Kedua langkah utama, mencakup mengidentifikasi metode pembelajaran yang tepat,
mengatur materi menjadi urutan yang logis, memilih kegiatan dan pengalaman
pembelajaran yang tepat, dan memutuskan
bagaimana cara penilaian terhadap peserta didik. Ketiga langkah terakhir,
meliputi mencantumkan bagian penutup dari rencana pembelajaran, menyiapkan handout untuk peserta didik,
alat bantu audiovisual, dll, mengacu pada rencana
pembelajaran dan menyegarkan memori akan apa yang dilaksanakan, dan menyiapkan
ruangan ataupun pengaturan pembelajaran lainnya.
Rumusan
tujuan pembelajaran sains sebaiknya mencakup peserta didik, kegiatan yang
dilakukan, dan kemampuan minimal yang akan dimiliki peserta didik setelah
melaksanakan pembelajaran. Carin (1989: 80) menyatakan:
Each objective must address the following
components: Audience is identified and must be your students, Behavior shows a
student’s ability to perform in a certain, expected way and must be observable
and measurable, Conditions are describes under which the student is expected to
perform the task, and Degree or minimal acceptable level of performance is
stated.
Masing-masing
tujuan pembelajaran harus mencakup komponen-komponen berikut: Pemirsa
harus diidentifikasi yaitu peserta didik. Perilaku
menunjukkan kemampuan peserta didik dalam melakukan kegiatan pembelajaran dengan
cara tertentu yang diharapkan dan harus diamati dan terukur. Kondisi
menggambarkan peserta didik dalam melaksanakan tugas. Gelar atau tingkat kinerja
minimal yang dapat diperlihatkan oleh peserta didik.
National
Committee on Science Education Standards and Assessment dalam Haury
(1993: 1) menyatakan:
School science
education must reflect science as it is practiced, and that one goal of science
education is to prepare students who understand the modes of reasoning of
scientific inquiry and can use them. More specifically, students need to have
many and varied opportunities for collecting, sorting and cataloging;
observing, note taking and sketching; interviewing, polling, and surveying.
Pendidikan sains di
sekolah harus mencerminkan ilmu pengetahuan seperti yang dipraktikkan, dan bahwa salah satu tujuan dari pendidikan sains adalah untuk mempersiapkan siswa yang memahami mode penalaran dalam
melakukan penyelidikan ilmiah dan dapat menggunakannya.

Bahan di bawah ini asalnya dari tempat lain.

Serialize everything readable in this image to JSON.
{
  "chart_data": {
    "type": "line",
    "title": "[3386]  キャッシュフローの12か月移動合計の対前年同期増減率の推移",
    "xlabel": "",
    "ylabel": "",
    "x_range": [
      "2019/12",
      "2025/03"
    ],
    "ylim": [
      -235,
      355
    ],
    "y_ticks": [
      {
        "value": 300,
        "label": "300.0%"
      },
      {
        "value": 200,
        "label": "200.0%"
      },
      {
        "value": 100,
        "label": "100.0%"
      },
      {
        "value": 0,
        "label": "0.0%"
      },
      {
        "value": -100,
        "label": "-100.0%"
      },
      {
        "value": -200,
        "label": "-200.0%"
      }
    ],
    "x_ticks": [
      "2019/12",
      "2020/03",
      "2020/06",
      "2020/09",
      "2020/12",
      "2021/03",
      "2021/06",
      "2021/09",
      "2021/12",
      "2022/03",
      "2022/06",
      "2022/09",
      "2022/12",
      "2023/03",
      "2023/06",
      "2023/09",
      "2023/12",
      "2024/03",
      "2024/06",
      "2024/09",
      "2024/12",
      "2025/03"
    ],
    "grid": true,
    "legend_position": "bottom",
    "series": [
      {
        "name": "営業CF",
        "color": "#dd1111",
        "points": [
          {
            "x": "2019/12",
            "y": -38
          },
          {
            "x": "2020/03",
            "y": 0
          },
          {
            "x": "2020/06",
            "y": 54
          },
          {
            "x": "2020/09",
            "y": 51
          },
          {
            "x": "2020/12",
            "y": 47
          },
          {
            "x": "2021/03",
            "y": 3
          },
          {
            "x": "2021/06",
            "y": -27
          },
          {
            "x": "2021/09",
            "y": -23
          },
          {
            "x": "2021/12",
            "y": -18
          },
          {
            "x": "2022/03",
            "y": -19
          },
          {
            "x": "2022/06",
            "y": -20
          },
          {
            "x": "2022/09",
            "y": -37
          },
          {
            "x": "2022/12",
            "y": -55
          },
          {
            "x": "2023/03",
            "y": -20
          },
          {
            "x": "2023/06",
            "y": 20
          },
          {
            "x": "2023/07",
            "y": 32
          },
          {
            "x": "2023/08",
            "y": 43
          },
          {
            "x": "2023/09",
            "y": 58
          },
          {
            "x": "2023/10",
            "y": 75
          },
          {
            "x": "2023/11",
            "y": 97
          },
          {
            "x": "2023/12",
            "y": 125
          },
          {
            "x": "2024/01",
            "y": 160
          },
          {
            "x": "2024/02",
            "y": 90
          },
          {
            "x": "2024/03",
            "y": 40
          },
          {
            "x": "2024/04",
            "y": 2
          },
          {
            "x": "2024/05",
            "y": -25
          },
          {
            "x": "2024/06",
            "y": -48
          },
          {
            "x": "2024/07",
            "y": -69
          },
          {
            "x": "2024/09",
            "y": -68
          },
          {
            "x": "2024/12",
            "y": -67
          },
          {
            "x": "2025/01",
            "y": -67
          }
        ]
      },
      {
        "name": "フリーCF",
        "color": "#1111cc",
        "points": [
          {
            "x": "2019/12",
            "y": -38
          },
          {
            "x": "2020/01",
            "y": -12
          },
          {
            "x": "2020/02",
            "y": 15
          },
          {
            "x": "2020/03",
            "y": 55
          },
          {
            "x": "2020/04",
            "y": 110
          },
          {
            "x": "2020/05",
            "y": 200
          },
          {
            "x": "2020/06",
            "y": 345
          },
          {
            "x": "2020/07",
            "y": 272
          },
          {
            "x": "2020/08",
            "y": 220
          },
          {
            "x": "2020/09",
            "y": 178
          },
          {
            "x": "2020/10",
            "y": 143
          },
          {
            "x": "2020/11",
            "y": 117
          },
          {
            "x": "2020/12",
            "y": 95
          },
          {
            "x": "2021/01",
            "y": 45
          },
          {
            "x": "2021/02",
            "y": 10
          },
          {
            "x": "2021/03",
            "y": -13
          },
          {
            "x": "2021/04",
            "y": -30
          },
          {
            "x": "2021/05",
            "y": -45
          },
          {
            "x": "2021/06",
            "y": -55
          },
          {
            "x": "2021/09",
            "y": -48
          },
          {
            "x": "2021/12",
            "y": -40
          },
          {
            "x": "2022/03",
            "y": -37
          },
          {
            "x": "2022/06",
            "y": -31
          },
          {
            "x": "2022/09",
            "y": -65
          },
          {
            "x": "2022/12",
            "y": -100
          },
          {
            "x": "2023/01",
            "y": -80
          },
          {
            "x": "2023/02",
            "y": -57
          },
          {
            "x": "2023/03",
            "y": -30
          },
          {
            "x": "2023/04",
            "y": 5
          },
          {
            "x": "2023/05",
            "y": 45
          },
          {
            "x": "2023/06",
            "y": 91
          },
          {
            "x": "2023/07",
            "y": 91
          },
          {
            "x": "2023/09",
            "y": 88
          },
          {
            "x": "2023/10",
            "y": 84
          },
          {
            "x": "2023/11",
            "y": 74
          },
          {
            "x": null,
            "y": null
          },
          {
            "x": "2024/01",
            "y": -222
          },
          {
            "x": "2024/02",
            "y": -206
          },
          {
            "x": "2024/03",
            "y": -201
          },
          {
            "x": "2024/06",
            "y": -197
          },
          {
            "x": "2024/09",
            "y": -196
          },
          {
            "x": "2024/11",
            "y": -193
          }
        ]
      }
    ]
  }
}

Lebih khusus, siswa harus memiliki
banyak kesempatan dan beragam untuk mengumpulkan, memilah dan katalogisasi, mengamati, mencatat dan membuat sketsa, wawancara, pemungutan suara, dan survei.
Sehingga pembelajaran benar-benar menjadi pembelajaran yang berupa observasi
dan eksperimen, bukan sekedar membaca teori yang ada di dalam buku pelajaran.
Metode
pembelajaran sains sebaiknya menekankan kepada metode pembelajaran yang tidak
didominasi oleh guru. Berdasar tingkat dominasi guru dalam pembelajaran
terdapat tiga metode pembelajaran sains yaitu exposition, free discovery dan guided
discovery. Carin (1989: 91-92) menyatakan:
Exposition, where teacher lectures,
gives instruction, demonstrates or leads a field trip. Teacher dominance is
high, with students relatively passive. The teacher is the primary focus in
expository science teaching you are the “doer”,while your student (you hope) are participating
mentally. There are times when you will find it appropriate to present
information to your students directly. Some of the ways to do this are: telling,
demonstrating using scientific apparatus, carrying on a discussion, reading to
children, showing a film, filmstrip, slides, or TV presentation, having a
resource person present something.
Exposition, guru melaksanakan pengajaran, memberikan instruksi,
menunjukkan atau memimpin kelas. Dominasi
guru tinggi, dengan siswa relatif pasif. Guru
adalah fokus utama dalam pengajaran sains ekspositori guru adalah
"pelaku", sementara peserta didik (guru harapkan) berpartisipasi secara mental.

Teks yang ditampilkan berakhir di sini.